In the first series of this blog, I noted the the similarities between operating a cruise liner and running a large cardiovascular outcome trial (CVOT), which involves thousands of patients, hundreds of clinical sites, and a complex web of evolving data streams and eClinical technologies.
Now, let’s take a deeper look at three of the most significant emerging clinical technology trends that are driving change in the eClinical landscape and reshaping the future of CVOTs and other clinical trials.
Cardiovascular Outcome Trials Evolve Thanks to Ubiquitous Network Access, Wearables, and Big Data Technology
Science fiction frequently reflects and amplifies real-world technology trends – trends which are in reality far less glamorous but transformational nonetheless.
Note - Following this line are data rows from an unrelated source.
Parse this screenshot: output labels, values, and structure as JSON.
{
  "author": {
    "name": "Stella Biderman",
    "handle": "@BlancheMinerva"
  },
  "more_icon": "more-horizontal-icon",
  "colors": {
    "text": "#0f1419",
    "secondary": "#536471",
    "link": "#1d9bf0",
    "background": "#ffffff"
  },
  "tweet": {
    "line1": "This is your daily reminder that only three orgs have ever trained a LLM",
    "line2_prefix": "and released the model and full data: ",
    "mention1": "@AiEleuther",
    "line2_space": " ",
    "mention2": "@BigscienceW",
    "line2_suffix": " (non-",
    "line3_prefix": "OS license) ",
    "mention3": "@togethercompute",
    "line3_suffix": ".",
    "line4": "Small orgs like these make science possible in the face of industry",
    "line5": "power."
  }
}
In this case, we can see reflections of three significant clinical trial technology trends that have already resulted in fundamental changes to society and commerce and that are driving evolution in the eClinical landscape and in CVOTs.
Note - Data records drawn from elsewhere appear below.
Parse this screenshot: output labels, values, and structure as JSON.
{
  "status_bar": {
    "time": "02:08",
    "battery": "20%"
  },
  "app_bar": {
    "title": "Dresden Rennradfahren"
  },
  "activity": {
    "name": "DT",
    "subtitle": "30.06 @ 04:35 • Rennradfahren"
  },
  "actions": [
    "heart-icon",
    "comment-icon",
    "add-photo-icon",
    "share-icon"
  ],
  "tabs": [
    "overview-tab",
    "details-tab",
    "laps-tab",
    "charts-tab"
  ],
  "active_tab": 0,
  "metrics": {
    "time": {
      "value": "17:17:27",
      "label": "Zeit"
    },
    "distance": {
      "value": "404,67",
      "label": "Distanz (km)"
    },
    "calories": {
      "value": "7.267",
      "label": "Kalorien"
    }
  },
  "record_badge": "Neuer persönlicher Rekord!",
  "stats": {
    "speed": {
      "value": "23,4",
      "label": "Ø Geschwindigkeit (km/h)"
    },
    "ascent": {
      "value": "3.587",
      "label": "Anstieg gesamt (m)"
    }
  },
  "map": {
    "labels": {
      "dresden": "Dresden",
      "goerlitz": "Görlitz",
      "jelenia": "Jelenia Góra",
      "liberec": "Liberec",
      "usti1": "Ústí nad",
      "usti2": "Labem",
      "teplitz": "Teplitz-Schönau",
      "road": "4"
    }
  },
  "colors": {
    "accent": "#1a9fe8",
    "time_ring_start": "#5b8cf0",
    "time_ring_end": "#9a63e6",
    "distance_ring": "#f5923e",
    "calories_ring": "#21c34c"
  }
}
Network Access is Becoming Ubiquitous
This always-on network access capability is transforming the entire clinical study process; for example, it facilitates:
- Streamlined and enhanced subject convenience through telemedicine and home care, reducing the need for outpatient visits and enabling remote oversight
- Improved patient retention by making patients easier to track, providing a more interactive experience and reducing the burden of study participation
- Expansion of the geographic reach of a clinical study to include patients and sites that might otherwise have been unreachable or impractical to include
Wearable Devices and Mobile Apps Are Transforming Patient Interactions
The growing adoption of wearable devices is transforming patient interactions in cardiovascular outcome trials. Wearables and apps frequently exist in a symbiotic relationship and offer the tantalizing prospect of an evolution in electronic data capture by:
- Extending the data capture ecosystem beyond the traditional clinic or hospital setting and into patients’ homes and workplaces
- Providing another layer of monitoring for subject adherence and compliance
Take, for example, the iOS app that provides an FDA-cleared EKG and lets subjects monitor their own blood pressure. Systems such as these can provide on-demand heart monitoring, including instant detection of atrial fibrillation and/or normal heart rhythm, and the ability to communicate results directly to the subject’s doctor.
Clinical Intelligence and Big Data
- The potential to leverage available patient data when designing a clinical study protocol and recruitment approach
- Collecting vast heart rate data sets from users of common wearables, such as Apple Watches, and using it as training data for neural networks for cardiovascular risk prediction
Rather than worrying about trying to predict the next big thing in clinical trial technology, there are huge advantages to be gained by leveraging emerging tools and technologies, including those already used successfully in other industries.
How to Implement Technology to Benefit Cardiovascular Outcome Trials
Given the complexities inherent in the eClinical systems landscape and the evolving nature of the technologies used in cardiovascular outcome trials, how should we approach implementing them in a way that ensures we provide the greatest benefits?
- Defining your eClinical architecture starts with organizational strategy identification. Once you have a strategy, you can assess how well your current systems, vendors, and processes support the key capabilities that are needed to deliver that strategy.
- A roadmap is then created to drive the selection of systems and vendors that best align with the organization’s clinical trial requirements and priorities.
- Close partnership should be forged with vendors – both parties stand to gain from this relationship: vendors gain insights from CROs, and CROs help to drive vendor product roadmaps, creating shared go-to-market opportunities.
- Working closely with vendors enables deep integrations to be built between eClinical systems with comprehensive, effective master data management. This enables the incorporation of structured data from traditional sources, such as EDC and CTMS; semi-structured data from for example, ClinicalTrials.gov; or even unstructured data from Twitter and Facebook into operational decision making.
- This integration in turn results in operational efficiencies, single data entry, and the rapid propagation of data across systems.
- The objective is to achieve transparency of data to everyone working on the clinical study; a single source of truth with real-time visibility into the data streams, resulting in the generation of actionable insights.
- Consistent and transparent data enables the implementation and tracking of comprehensive quality and performance metrics, which frees staff to focus therapeutically on the patient journey through the clinical trials and on the areas of greatest risk to study delivery.
It’s worth noting that this process is cyclical, rather than a one-off exercise to be pursued to a fixed conclusion. As the technology landscape shifts and evolves, a company’s eClinical roadmap should be revisited periodically to ensure it remains aligned with the company’s business strategy and that the strategic selection of vendors and systems continues to deliver efficiency and quality.
A properly implemented eClinical architecture permits clinical research staff to live “in the data stream,” spending more time not just monitoring data for integrity but also for meaningfulness and gaining insights into novel interventions on patient care – transforming data and information into knowledge about a cardiovascular outcome trial.
The end result is technology that exists to serve and empower CROs so they can highlight their clinical acumen – the technology itself becoming almost invisible – the CVOT seeming to glide effortlessly towards its final destination, much like the Queen Mary.